We will not say that in his own chamber, and while changing his slippers for boots and his linen-wrapper to a coat more fit for the street, he did not more than once gnash his teeth, utter an oath below his breath, and curse the whole race of meddling women. But if he did so, he said nothing aloud; and if his dark brows were darker than usual, no human eye saw them. He had writing materials upon the table in that room—that room, the best in the house, and into which, on the night to follow, he had expected to be accompanied by his bride.
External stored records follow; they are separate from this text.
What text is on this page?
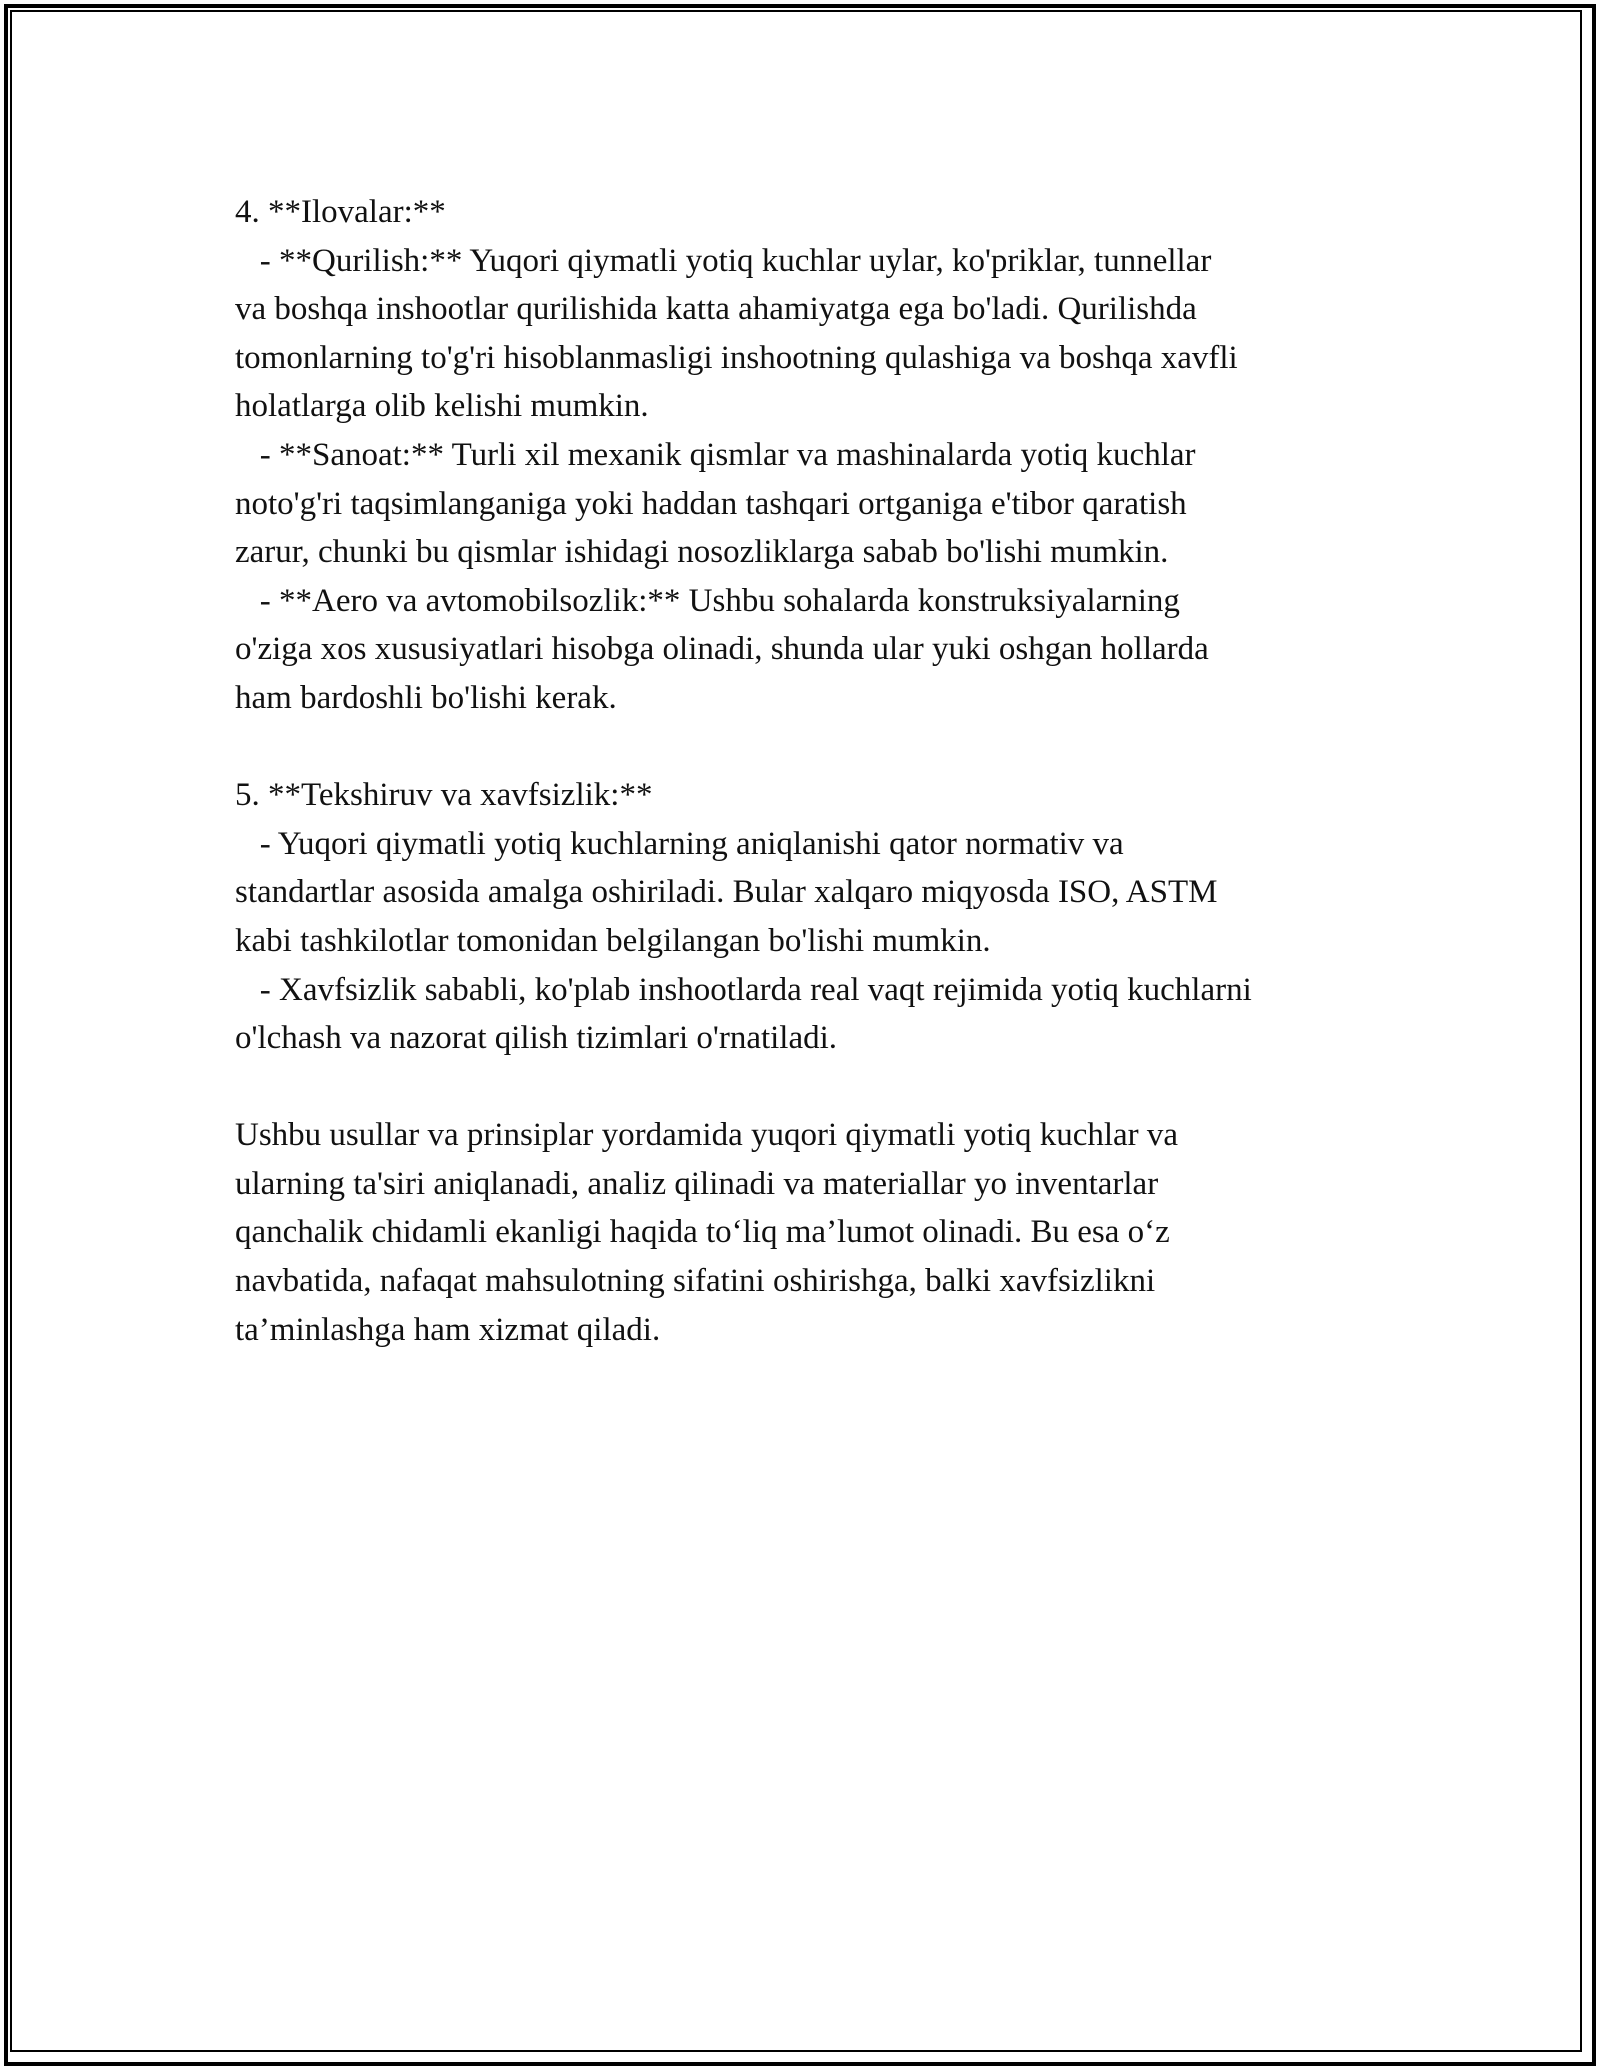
4. **Ilovalar:**
- **Qurilish:** Yuqori qiymatli yotiq kuchlar uylar, ko'priklar, tunnellar
va boshqa inshootlar qurilishida katta ahamiyatga ega bo'ladi. Qurilishda
tomonlarning to'g'ri hisoblanmasligi inshootning qulashiga va boshqa xavfli
holatlarga olib kelishi mumkin.
- **Sanoat:** Turli xil mexanik qismlar va mashinalarda yotiq kuchlar
noto'g'ri taqsimlanganiga yoki haddan tashqari ortganiga e'tibor qaratish
zarur, chunki bu qismlar ishidagi nosozliklarga sabab bo'lishi mumkin.
- **Aero va avtomobilsozlik:** Ushbu sohalarda konstruksiyalarning
o'ziga xos xususiyatlari hisobga olinadi, shunda ular yuki oshgan hollarda
ham bardoshli bo'lishi kerak.
5. **Tekshiruv va xavfsizlik:**
- Yuqori qiymatli yotiq kuchlarning aniqlanishi qator normativ va
standartlar asosida amalga oshiriladi. Bular xalqaro miqyosda ISO, ASTM
kabi tashkilotlar tomonidan belgilangan bo'lishi mumkin.
- Xavfsizlik sababli, ko'plab inshootlarda real vaqt rejimida yotiq kuchlarni
o'lchash va nazorat qilish tizimlari o'rnatiladi.
Ushbu usullar va prinsiplar yordamida yuqori qiymatli yotiq kuchlar va
ularning ta'siri aniqlanadi, analiz qilinadi va materiallar yo inventarlar
qanchalik chidamli ekanligi haqida to‘liq ma’lumot olinadi. Bu esa o‘z
navbatida, nafaqat mahsulotning sifatini oshirishga, balki xavfsizlikni
ta’minlashga ham xizmat qiladi.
He sat down at the table but a moment, but in that moment he dashed off, with a hand wonderfully steady under the circumstances, the following note:

Sunday, 1 P.M.

Miss Harris:—

You have meddled successfully, and whether you are right or wrong in what you allege, I shall not be here to contest the question. If your husband, if you ever get one, keeps half as close a watch over you, he will probably see quite enough to satisfy him. Perhaps you will be kind enough to communicate this to Miss Mary Crawford, and thus finish the obligations under which I rest.